Nussbaum asserts that a narrative imagination prepares students for moral interaction: Habits of empathy and conjecture conduce to a certain type of citizenship and a certain form of community: one that cultivates a sympathetic responsiveness to another's needs and understands the way circumstances shape those needs, while respecting separateness and privacy. This is so because of the way in which literary imagining both inspires intense concern with the fate of characters and defines those characters as containing a rich inner life, not all of which is open to view; in the process, the reader learns to have respect for the hidden contents of that inner world, seeing its importance in defining a creature as fully human (p. 90).

Liberal learning invites us to play, "Let's pretend." What scientific discoveries have begun with the question "What if?" What if we stretched so far beyond our comfort zones that our ideas soared around the globe? What if we allowed ourselves to dream impossible dreams? What if we reached out to balance the scales of justice? What if we reached out and healed someone's pain? What if we nipped the problem in the bud? A student or citizen schooled in the liberal arts doesn't expect to know all the answers but has developed habits or dispositions of mind and heart to imagine a more harmonious world. With this Colloquium and our continuing conversations, the Chancellor's listening sessions, and open meetings with the Strategic Planning Core Committee, we are opening campus conversations on the meaning of the liberal arts. Here is your opportunity to weave your story into the narrative tapestry of UW-Superior.

Other dimensions of the liberal arts

Let me invite you to add other vital questions to continue our dialogue. How does liberal education help to preserve biodiversity and the fragile ecosystems on the planet? Is it important to balance a study of western civilization with learning the languages cultures of Asia and Africa? How can liberal learning help us understand and heal racial conflict? How does a liberal arts education enhance professional studies? How are the community counselors, school superintendents, high school science teachers, and other graduates of our professional programs at the graduate and undergraduate levels better prepared to face daily moral dilemmas and to grapple with ambiguities thanks to a liberal arts education?
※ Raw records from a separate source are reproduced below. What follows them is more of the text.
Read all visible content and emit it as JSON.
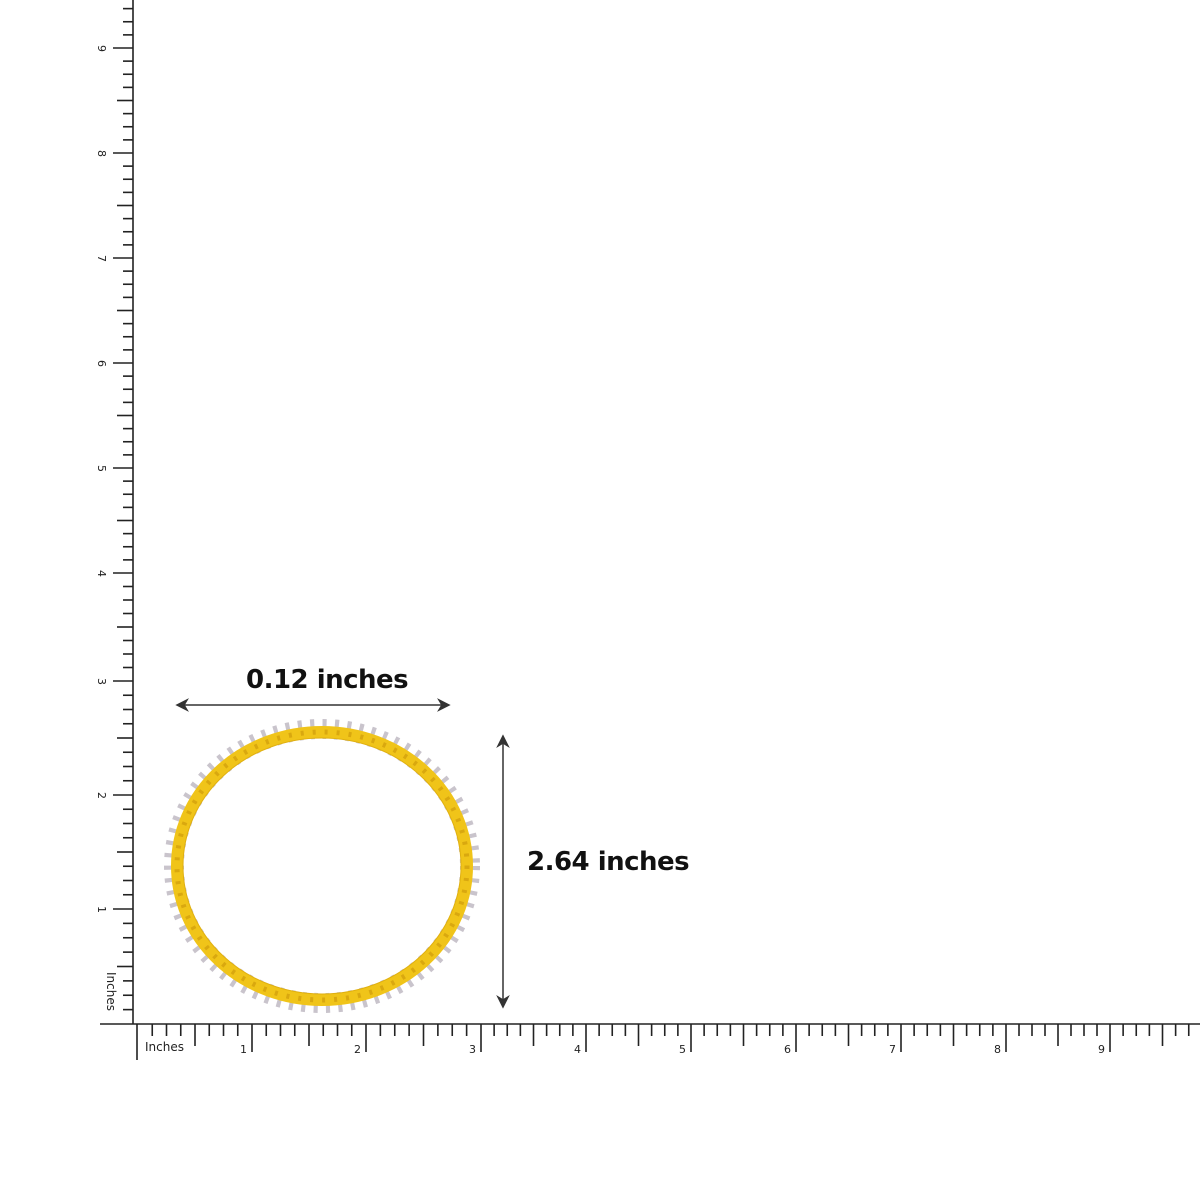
{
  "width_label": "0.12 inches",
  "height_label": "2.64 inches",
  "ruler": {
    "unit_label": "Inches",
    "x_ticks": [
      "1",
      "2",
      "3",
      "4",
      "5",
      "6",
      "7",
      "8",
      "9"
    ],
    "y_ticks": [
      "1",
      "2",
      "3",
      "4",
      "5",
      "6",
      "7",
      "8",
      "9"
    ]
  },
  "colors": {
    "band": "#f0c419",
    "band_shadow": "#d9a80f",
    "stones": "#c9c4cc",
    "ruler": "#222222"
  }
}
How is the local community in the Twin Ports enriched by the presence of a public liberal arts college and university? The other day Joel Sipress noted a significant difference between a public and private liberal arts education. The latter has a public service mission and offers something unique and complimentary to the other local institutions.
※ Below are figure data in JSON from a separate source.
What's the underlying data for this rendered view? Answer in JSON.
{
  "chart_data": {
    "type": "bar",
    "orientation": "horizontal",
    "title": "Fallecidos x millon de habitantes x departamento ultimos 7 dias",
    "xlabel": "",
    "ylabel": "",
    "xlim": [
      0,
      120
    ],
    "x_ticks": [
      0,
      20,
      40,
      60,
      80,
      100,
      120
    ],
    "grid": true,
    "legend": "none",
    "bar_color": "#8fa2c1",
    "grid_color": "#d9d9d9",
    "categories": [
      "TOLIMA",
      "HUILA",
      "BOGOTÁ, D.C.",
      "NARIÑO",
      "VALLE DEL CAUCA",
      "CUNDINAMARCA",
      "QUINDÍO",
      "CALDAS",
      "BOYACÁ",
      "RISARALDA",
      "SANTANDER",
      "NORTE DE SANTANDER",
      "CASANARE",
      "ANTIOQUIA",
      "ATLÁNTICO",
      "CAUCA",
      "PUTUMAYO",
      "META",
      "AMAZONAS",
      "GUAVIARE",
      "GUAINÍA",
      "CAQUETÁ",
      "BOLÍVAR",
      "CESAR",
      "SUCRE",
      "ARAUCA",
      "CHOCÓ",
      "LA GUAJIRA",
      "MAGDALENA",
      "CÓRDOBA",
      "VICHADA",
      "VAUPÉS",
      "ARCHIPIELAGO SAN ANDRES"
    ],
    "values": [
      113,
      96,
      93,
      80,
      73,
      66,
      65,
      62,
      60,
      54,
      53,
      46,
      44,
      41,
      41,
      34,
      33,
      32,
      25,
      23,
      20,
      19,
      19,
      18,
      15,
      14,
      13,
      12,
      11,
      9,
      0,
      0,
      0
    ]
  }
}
Studying the Liberal Arts may not lead to material wealth, but it makes us rich in far more important ways. The other day in one of the Chancellor's listening session, Michael Waxman said, "Education is what remains when training is obsolete." Michael Ball remarked that it's sad to hear students talk of wanting "to get general education courses out of the way." Apparently we haven't done a good enough job of convincing them of the value of broadening their intellectual horizons or connecting their learning from one class to another. Gloria Toivola suggested that students be encouraged to use knowledge gained from one class in another so that they can see how the pieces of their learning experience connect. We must not maintain separate disciplines as silos. Art Bumgardner spoke of integrating courses on common themes. Larry Martin challenged us to give a holistic picture of liberal arts to students coming from reservations. Mike Wallschlaeger connected our public mission to that of the Wisconsin Idea of education for all.

The traditional age freshmen enrolled now and those coming next year may have their eyes on a material prize at the beginning of their college career. When they emerge, let's hope they've set their minds and hearts on freedom of an intellectual sort. Let's talk now about how we can make this vision a reality here at UW-Superior over the next few years.